Из кишащего своего телесного колодца поднимала опасливые веки во-он на ту звезду и вон на эту… Как стали надо мною ужасно. Под ними средостенье суш, лязг, разверзанье; выцветшая соль исторгнутого мира. Сияет Арад, и россыпь огней Беэр-Шевы, а на краю, где соль солености и выжженная выжженность, дети Иакова сидят, поджав коленки, головы торчком, и небо хочет их пригвоздить; оно сливается с горами, с иорданским берегом в поющий занавес, ребрятся складки, но вот и те неразличимы: одна священная завеса, Божья слава, и посредине комета медленно прочерчивает след, на все мироздание гремит мотор — прошел пограничный катер.

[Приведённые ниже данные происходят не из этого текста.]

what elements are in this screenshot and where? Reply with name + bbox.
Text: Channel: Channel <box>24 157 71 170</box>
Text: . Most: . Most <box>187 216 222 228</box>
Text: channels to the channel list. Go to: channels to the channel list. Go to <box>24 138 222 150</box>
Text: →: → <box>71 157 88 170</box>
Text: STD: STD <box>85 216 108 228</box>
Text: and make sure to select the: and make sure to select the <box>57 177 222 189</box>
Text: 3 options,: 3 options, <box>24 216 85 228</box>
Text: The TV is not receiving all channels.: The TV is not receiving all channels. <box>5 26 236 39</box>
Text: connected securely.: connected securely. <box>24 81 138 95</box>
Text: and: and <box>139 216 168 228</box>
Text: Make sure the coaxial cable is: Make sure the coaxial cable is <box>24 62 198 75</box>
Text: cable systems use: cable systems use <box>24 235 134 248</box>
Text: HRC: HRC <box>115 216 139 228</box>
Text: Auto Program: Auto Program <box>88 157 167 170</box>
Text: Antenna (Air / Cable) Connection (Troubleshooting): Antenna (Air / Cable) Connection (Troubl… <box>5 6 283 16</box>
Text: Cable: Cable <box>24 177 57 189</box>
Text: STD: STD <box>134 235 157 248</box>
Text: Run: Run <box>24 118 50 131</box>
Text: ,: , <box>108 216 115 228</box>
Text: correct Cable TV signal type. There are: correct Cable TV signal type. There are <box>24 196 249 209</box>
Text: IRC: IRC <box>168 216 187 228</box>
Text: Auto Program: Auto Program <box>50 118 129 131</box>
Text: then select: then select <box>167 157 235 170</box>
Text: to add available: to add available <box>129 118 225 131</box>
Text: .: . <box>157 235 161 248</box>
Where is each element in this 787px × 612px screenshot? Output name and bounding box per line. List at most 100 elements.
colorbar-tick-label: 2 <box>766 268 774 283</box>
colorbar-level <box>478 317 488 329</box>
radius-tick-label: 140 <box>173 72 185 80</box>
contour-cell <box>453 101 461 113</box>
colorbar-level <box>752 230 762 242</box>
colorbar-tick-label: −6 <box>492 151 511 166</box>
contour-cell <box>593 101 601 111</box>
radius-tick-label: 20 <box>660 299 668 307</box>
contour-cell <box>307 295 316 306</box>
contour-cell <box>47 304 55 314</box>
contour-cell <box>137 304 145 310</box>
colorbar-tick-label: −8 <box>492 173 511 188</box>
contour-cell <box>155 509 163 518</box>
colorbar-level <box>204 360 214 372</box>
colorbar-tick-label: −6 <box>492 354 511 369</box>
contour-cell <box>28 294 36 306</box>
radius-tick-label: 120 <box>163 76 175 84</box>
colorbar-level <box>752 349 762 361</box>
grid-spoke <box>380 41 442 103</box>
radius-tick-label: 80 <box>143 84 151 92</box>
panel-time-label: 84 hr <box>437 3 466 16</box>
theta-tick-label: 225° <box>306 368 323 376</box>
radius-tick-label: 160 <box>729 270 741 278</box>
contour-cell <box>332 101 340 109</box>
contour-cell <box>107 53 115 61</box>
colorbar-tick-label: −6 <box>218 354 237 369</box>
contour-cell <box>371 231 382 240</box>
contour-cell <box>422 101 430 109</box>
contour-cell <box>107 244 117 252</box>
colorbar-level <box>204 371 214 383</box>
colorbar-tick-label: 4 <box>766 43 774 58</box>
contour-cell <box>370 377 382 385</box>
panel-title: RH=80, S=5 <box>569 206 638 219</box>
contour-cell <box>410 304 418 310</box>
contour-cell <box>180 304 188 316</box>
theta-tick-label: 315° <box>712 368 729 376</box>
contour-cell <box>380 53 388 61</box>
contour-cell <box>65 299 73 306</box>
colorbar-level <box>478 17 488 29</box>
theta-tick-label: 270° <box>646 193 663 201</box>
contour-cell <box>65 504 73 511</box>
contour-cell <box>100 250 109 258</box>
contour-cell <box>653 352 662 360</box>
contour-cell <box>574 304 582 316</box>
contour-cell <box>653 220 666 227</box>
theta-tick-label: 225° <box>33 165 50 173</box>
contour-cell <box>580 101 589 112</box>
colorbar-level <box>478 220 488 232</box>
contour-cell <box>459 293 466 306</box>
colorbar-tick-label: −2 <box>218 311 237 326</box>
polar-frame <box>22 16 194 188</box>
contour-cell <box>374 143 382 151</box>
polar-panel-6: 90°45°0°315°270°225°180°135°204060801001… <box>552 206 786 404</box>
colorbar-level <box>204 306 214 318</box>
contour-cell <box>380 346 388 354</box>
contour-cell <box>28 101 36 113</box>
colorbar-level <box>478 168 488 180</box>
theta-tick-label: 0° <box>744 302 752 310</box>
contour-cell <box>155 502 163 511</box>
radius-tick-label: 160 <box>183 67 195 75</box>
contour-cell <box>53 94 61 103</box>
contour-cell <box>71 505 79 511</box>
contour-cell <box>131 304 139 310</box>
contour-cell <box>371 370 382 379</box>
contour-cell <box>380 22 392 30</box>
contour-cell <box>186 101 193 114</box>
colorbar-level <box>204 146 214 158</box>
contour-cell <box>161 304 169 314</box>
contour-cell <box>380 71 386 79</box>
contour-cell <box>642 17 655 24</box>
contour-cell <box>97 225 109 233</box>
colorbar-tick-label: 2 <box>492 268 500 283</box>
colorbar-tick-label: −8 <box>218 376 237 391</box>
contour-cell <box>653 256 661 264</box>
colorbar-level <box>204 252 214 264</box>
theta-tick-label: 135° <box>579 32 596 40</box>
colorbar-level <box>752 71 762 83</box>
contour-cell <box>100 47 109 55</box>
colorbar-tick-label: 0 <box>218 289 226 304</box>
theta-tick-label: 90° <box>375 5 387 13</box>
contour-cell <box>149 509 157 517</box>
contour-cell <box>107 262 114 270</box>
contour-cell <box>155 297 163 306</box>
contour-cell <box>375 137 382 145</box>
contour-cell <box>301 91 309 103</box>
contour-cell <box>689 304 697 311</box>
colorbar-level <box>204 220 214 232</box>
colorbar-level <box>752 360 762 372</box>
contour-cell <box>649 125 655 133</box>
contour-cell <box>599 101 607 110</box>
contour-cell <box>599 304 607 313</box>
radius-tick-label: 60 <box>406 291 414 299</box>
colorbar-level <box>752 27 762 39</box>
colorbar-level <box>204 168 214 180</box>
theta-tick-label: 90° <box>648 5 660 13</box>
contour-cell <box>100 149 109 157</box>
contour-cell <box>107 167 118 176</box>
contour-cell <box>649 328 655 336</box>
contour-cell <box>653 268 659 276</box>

Стряслось, дано. Что делать с этим, скажи.

Сердце, темный комок, шевелится, и я вокруг — боязливая кожура, вникаю в живородную пыль, принявшую от пяток до затылка, как на руки дитя. Тонкий чистейший прах покрыл синеву на платье, но кожа еще светлела, кожа туристки новоприбывшей, и шелк ярился, заливаемый прожектором; еще блестели складки и чувственное серебро, и бесновалось самовыражение, вся раздраженная прелесть чудного покрова… если подождать, не вернуться — то поголубеет, порыжеет, сравняется.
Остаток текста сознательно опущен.